Some thirsty city residents this week were surprised to find no water coming out of their taps. They had been unknowingly disconnected for lack of payment.
Confused, angry residents were later told city officials had moved up the payment date for utilities, but never informed the public of the change.
Harmony Bryan, a 20-year resident, said she was shocked and upset when her water was disconnected Thursday.
“The city water guy knocked on my door, and said I was one of more than 10 people having their water turned off,” Bryan told the Herald-Press Thursday. “He told me it was because the city changed the billing cycle. I've never had my water shut off like this; I pay my bills on time.”
Bryan, a 38-year-old single mother of three, said the city should get their act together.
“The city never notified me,” she said. “Heck, I never even received a bill. When I got home from taking care of this at City Hall, I had a yellow late notice in the mail – after the water had been shut off.”
City Finance Director Jim Mahoney acknowledged the city's error.
“I have to take the hit on this,” Mahoney told the Herald-Press. “I didn't have a notice put on previous bills that the billing cycle was moving from a 30-day cycle to 20 days.”
The result: residents who historically paid their bill around the first of the month became delinquent without realizing it. Some incurred late fees, while others, like Bryan, lost their water completely.
“City ordinance says the billing cycle is to be 20 days,” Mahoney said, in defense of the change. “We've been operating within a 30-day cycle for a long time, though. All I did was make sure the city complied with the ordinance.”
Residents who have never been disconnected in the past, and were charged late fees and/or re-connect fees due to the error, Mahoney said, are eligible to have the charges removed from their bills. If they've already paid their bills, the overages will be credited towards next month.
Those who have had their water disconnected in the past, however, may not receive a refund.
“If a resident has never been disconnected before, we'll wave the fee,” Mahoney said. “If they're habitual offenders, though, then no; not if they've shown that their service would have been disconnected, regardless.”
District Two City Councilman Mitchell Jordan, who disagreed with Mahoney about changing the billing cycle, said the city should take responsibility, and refund everyone who was disconnected, or charged a late fee.
“There are people who struggle to pay their water bill every month, and people who don't,” Mitchell told the Herald-Press. “If they've been late in the past, or even shut off because they're on a fixed income, that shouldn't count against them.

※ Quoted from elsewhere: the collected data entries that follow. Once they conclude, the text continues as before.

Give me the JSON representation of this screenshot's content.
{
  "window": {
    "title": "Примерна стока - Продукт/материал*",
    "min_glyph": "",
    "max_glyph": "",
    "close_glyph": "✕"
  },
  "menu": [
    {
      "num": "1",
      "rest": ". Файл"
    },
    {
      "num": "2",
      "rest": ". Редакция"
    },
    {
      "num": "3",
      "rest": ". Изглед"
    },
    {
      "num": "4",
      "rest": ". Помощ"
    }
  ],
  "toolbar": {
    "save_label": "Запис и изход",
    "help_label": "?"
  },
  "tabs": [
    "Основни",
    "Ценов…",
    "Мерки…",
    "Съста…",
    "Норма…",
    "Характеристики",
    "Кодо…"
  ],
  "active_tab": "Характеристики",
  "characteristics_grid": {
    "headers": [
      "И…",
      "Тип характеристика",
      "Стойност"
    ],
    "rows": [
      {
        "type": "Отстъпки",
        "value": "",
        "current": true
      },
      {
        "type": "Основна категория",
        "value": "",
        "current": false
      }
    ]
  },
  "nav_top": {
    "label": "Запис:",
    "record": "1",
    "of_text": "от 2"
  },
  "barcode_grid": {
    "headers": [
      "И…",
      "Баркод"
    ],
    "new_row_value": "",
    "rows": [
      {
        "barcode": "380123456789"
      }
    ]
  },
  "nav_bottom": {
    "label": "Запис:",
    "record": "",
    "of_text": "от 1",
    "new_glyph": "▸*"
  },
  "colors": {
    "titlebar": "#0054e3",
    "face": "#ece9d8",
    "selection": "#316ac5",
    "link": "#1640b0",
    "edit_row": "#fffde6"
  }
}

The city made a mistake, and the city should fix it for everyone.”
Jordan said his phone has been ringing non-stop since the water stopped flowing.
“Water is something people can't live without, and should be looked at in a whole different light,” he said. “If the ordinance says 20 days, then maybe the council should change it to 30, like people are used to.
“I applaud Jim [Mahoney] for a lot of stuff that he does, but this thing with the water bills just wasn't right.”
Bryan said the water fiasco is just the latest in a long string of events that have caused her to lose faith in her city government.
“With the streets, the park closing, and now this, I don't have much confidence in our city leadership,” she said. “It's sad. It makes me want to just get up and move somewhere else.”